長野県民医連からは協立福祉会の塩原秀治事務局長が、「今日の集まりをひとつの結節点に、我がこととして支援を広げてほしい」と訴え、不当な有罪判決を受けた看護職員のコメントを次のように紹介しました。「判決にはがくぜんとし、同時に怒りもわき、悔しさとどうして? というさまざまな思いがめぐりました。しかし、このままでは終わらない。介護の未来のために、がんばらなければとあらためて思っています」。
無罪を勝ち取る会は今後、弁護団の控訴趣意書の提出に先立ち、8月末までに新たな署名45万筆超を、東京高等裁判所に提出することを提起。介護の未来を守るたたかいを全国ですすめましょう。
新パンフレットで学ぼう
無罪を勝ち取る会は、増補版『いま、介護の未来のために。』を発行しました。昨年10月に作成したパンフレットに、3月25日の長野地裁判決を受けて内容を追加。新聞各紙の報道記事、12万5000回以上リツイートされた、現場で働く看護師ぷろぺらさんのマンガ、宮子あずささんのコラムなども掲載しています。
(問い合わせ‥長野県民医連 0263―36―1390)
宮子あずささんに聞く
いのちと向き合う現場に 警察の介入を許してはならない
東京新聞で「本音のコラム」を連載中の宮子あずささん。現役の訪問看護師として働きながら、積極的に発言、発信。あずみの里裁判についても取り上げています。今集会での発言と、集会後のインタビューの概要を紹介します。(丸山聡子記者)
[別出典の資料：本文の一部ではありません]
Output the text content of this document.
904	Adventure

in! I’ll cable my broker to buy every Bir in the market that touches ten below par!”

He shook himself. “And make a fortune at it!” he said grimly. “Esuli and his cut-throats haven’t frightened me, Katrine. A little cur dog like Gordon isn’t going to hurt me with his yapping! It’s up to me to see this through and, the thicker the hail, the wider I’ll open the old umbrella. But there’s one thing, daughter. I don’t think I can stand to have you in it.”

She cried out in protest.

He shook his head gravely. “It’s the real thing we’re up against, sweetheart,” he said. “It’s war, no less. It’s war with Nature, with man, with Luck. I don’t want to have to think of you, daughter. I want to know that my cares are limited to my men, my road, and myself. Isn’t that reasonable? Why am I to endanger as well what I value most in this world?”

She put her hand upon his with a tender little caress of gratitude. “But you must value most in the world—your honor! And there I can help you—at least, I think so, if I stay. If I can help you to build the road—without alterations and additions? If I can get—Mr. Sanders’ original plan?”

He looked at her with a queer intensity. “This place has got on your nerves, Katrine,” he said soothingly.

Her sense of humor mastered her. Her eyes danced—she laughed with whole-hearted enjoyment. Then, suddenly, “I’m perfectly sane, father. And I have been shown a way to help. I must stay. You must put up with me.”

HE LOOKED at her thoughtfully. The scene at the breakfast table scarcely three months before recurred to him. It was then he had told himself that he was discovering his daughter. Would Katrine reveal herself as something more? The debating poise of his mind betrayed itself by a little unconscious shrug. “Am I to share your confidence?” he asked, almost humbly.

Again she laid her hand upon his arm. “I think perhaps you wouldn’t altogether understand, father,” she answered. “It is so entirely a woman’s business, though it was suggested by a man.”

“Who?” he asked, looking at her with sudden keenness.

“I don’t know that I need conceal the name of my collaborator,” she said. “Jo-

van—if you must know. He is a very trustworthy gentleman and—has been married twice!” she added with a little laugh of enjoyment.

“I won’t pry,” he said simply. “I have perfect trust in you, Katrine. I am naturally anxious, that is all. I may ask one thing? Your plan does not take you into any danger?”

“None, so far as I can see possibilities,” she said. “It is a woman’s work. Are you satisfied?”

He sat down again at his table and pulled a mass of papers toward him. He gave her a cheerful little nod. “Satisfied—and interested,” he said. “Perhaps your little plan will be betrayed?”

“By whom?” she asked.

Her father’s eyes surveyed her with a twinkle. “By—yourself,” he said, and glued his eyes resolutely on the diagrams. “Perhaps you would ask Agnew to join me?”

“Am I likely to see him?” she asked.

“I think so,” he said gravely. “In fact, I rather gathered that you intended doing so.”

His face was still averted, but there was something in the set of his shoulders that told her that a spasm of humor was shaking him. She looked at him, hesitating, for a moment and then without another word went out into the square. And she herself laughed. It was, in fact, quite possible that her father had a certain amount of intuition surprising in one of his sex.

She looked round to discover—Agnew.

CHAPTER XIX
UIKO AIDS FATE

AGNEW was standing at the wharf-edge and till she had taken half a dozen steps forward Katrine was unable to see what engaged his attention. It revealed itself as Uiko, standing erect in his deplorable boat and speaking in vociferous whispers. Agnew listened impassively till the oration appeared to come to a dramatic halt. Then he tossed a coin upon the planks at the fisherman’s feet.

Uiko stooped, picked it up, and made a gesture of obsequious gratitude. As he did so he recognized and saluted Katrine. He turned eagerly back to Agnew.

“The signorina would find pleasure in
医療現場では、残念ながら民事裁判に訴えられることはあります。しかし今回、刑事裁判に訴えられた。強い恐怖感を抱いています。自分たちの行為が犯罪として訴えられる、ということだからです。
窒息のリスクがある患者さんに口からの食事を介助する場面は多くあります。リスクはあっても、本人や家族の「最期まで口から食べたい」という希望をなんとか叶えたい。どこの医療機関でも、看護・介護職員が工夫し、安全に配慮してギリギリのところでファインプレーをつなぎ、何とか食べるのをささえています。しかし、もともとリスクのある患者さんですから、結果としてファインプレーが実らない場合もあります。その時に警察が介入してくるとなれば、経口摂取のケアはできなくなります。
■振り返りが証拠になる危険
危惧しているのは、現場での「記録」「振り返り」が裁判の証拠として使われたことです。
現場でアクシデントが起きた時、私たちはそれに至る経過を振り返り、急変の原因を探り、あらゆる事態を想定して、どうやったら防げたかを議論します。そうした場では、「起きうる可能性」として「窒息」があがることは十分考えられます。可能性を最大限に広げて対策を講じることはリスクマネジメントの基本です。しかし、そうした議論の記録が証拠とされ、「可能性」としてあげられた内容をもとに、「予見できたのに対策をとらなかった」と責められてしまう。そうなれば、安心して議論することもできません。
弁護士さんが「警察や検察は取り締まることで現場が引き締まり、事故が減ると考えている」と説明していました。恐ろしいことです。個人への処罰が横行すれば、現場は萎縮し、事故をなくすための自由な議論ができなくなります。
医療・介護現場への警察の介入を安易に許してはなりません。私たちが安心して患者さんのケアをできるか、瀬戸際だと思います。
■今が岐路、心ひとつに
私の両親は病院で、誤嚥性肺炎で亡くなりました。父が入院していたのは、当時私が勤めていた病院でした。担当看護師だった後輩は傷つき、いったんは部署を離れ、研さんを積んで戻ってきました。その経験があったので、母が入院した時は私がほぼ付きっ切りで食事の介助をしました。詰まらせてしまう危険は常に抱えていました。最期はやはり食事を喉に詰まらせて亡くなりました。
現場の職員は、重篤な人、リスクの高い人と常に向き合っています。最大限の注意を払っていても、残念ながらいのちが失われることはあり、直面した職員は傷つきます。何か起こるたびに「予見できなかったやつが悪い」と個人を責めても、排除がすすむだけです。
取り締まりの横行で世の中が良くなることはありません。人や社会を良くしていくのは、人と人との信頼だけだと信じています。大きな岐路に立たされている今こそ心を一つにしていきましょう。